Interface vs Implementation

First of all, std::alloc::alloc is an interface, not an implementation. Depending on your platforms, and the flags passed to the standard library, you may end up with the system allocator (which differs between Windows and Unix) or the musl allocator, etc...

std::alloc::alloc is just a thin abstraction layer about whichever memory allocator the standard library uses, providing a uniform interface, but not necessarily a uniform behavior: the only behavior guarantees provided are (simplifying) that if you do get a pointer, it'll obey the layout required, and the slice of memory provided will not overlap with any other allocation for its entire lifetime... and that's about it.

Size vs Alignment

For efficiency sake, memory allocators tend to operate with slabs, especially for low sizes.
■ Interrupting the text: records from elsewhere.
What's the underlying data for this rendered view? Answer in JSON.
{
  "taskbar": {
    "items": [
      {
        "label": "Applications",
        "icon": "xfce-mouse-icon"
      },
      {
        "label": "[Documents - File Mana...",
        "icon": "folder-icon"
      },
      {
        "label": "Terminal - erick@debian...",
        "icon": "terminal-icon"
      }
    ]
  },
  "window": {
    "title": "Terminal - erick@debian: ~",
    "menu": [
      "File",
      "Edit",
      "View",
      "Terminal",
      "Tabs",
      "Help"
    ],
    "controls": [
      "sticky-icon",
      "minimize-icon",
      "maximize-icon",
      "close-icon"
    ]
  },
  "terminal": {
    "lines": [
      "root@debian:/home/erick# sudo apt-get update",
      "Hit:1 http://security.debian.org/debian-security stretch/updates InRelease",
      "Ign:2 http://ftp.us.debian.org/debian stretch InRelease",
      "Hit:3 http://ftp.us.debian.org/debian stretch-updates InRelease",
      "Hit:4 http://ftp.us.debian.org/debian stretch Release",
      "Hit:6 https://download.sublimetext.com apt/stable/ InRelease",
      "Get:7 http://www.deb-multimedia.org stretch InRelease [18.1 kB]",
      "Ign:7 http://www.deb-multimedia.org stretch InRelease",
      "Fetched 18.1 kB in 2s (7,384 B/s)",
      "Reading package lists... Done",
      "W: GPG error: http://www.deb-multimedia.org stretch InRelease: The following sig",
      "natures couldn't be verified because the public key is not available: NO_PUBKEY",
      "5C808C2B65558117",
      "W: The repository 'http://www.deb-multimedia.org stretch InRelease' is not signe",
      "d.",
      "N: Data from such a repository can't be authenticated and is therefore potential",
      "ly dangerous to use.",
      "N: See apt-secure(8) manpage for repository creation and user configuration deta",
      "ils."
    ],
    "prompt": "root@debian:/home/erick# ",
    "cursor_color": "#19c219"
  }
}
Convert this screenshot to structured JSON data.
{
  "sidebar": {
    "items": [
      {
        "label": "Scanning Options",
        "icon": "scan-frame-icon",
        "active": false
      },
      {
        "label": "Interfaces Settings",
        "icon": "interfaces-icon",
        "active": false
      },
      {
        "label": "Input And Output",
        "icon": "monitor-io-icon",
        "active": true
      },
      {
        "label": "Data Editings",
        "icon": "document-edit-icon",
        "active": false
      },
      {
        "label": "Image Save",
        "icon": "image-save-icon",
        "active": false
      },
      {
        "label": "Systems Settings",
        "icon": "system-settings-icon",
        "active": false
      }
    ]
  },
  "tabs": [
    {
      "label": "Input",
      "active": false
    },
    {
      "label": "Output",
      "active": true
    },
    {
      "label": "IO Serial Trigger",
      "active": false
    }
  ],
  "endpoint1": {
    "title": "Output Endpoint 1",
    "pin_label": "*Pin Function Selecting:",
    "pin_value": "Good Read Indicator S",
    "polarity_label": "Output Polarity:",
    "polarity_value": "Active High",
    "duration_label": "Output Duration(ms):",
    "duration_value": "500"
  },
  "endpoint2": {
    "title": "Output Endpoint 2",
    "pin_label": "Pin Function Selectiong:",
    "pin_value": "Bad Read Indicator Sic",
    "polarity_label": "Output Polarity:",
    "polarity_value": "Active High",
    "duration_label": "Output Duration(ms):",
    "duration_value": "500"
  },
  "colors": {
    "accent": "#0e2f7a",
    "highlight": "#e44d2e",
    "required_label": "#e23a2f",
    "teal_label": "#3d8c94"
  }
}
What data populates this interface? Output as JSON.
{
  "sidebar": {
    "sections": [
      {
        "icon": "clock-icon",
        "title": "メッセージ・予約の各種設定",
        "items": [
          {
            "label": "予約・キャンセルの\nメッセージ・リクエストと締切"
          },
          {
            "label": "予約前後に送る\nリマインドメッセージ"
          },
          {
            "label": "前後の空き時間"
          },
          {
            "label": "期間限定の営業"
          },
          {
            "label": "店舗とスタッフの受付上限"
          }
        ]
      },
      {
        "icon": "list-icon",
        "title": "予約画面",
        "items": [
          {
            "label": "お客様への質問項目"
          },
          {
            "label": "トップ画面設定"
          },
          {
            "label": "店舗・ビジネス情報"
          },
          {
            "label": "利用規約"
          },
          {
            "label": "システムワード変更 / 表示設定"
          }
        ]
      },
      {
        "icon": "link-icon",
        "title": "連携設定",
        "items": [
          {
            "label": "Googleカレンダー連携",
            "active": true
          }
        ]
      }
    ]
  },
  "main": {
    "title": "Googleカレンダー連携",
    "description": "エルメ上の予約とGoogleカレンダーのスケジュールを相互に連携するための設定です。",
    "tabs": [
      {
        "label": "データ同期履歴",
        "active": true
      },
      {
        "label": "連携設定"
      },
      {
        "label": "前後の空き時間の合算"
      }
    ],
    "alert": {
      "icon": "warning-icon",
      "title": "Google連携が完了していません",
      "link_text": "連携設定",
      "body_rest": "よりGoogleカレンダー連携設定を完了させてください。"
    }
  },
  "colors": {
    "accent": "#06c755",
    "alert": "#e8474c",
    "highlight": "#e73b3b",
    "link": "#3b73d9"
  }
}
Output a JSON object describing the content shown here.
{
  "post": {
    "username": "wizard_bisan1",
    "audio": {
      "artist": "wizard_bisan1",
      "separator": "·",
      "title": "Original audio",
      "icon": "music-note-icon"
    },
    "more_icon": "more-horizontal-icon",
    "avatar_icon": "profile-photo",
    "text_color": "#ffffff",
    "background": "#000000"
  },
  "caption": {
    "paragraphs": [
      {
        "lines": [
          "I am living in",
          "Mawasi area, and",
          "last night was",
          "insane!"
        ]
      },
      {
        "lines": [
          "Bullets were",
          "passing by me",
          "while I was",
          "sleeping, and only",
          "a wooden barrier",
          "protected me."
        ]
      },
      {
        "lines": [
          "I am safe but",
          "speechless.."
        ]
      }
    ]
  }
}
In short, they pick one area of memory, and slice it in blocks of equal sizes. That is:

A slabs of up to 8 bytes blocks.
B slabs of up to 12 bytes blocks.
C slabs of up to 16 bytes blocks.
...

This means that when they receive a request requiring an alignment of 2ⁿ bytes, they'll pick a slab with a block size of at least 2ⁿ bytes as that's the easiest way to fulfill the request.

This is actually hinted at in Layout::from_size_align:

Constructs a Layout from a given size and align, or returns LayoutError if any of the following conditions are not met:

align must not be zero,

align must be a power of two,

size, when rounded up to the nearest multiple of align, must not overflow isize (i.e., the rounded value must be less than or equal to isize::MAX).

Note the last line, talking about size being rounded up to the nearest multiple of align.

It's not guaranteed that rounding will occur, but the implementation may wish to round up, and therefore the guarantee in Layout ensures that it can do so soundly.

Small Gaps

To be sure, you'd need to identify which underlying implementation you are using -- likely your system allocator, which depends on the platform you're using -- and someone would need to dive into the source code.

It's possible that a header is prepended to the allocation by whichever memory allocator you are using, where it stores its own metadata, which would require "padding" the allocated size, and would sometimes result in "bumping" an allocation to the next allocation class.

Or you may see a safety feature at play, where canaries are prepended/appended to catch stray memory writes a posteriori.

Or...

Big Gaps

Slabs are not typically used for large sizes. Instead, at some point, the allocator will typically switch to using round numbers of OS pages. On x86, the typical OS page is 4KB, so when getting closer to 4KB you'll see a switch of behavior: goodbye fine-grained slabs, hello coarse-grained pages.

It's quite possible that the particular allocator you are using starts switching at 1KB already; in particular, it's quite possible that for 1KB it doesn't attempt to fit the header within the allocation itself (even when you ask for a lower size).

But Gaps!

Yes, gaps.

As with any piece of software, memory allocators have trade-offs. In general, on modern systems, they'll tend to favor quick allocation/deallocation over tight memory usage. And that means they won't be optimized to fit as many allocations in as tight a space as possible; not at the detriment of speed anyway.

Because, let's face it, users care most about speed.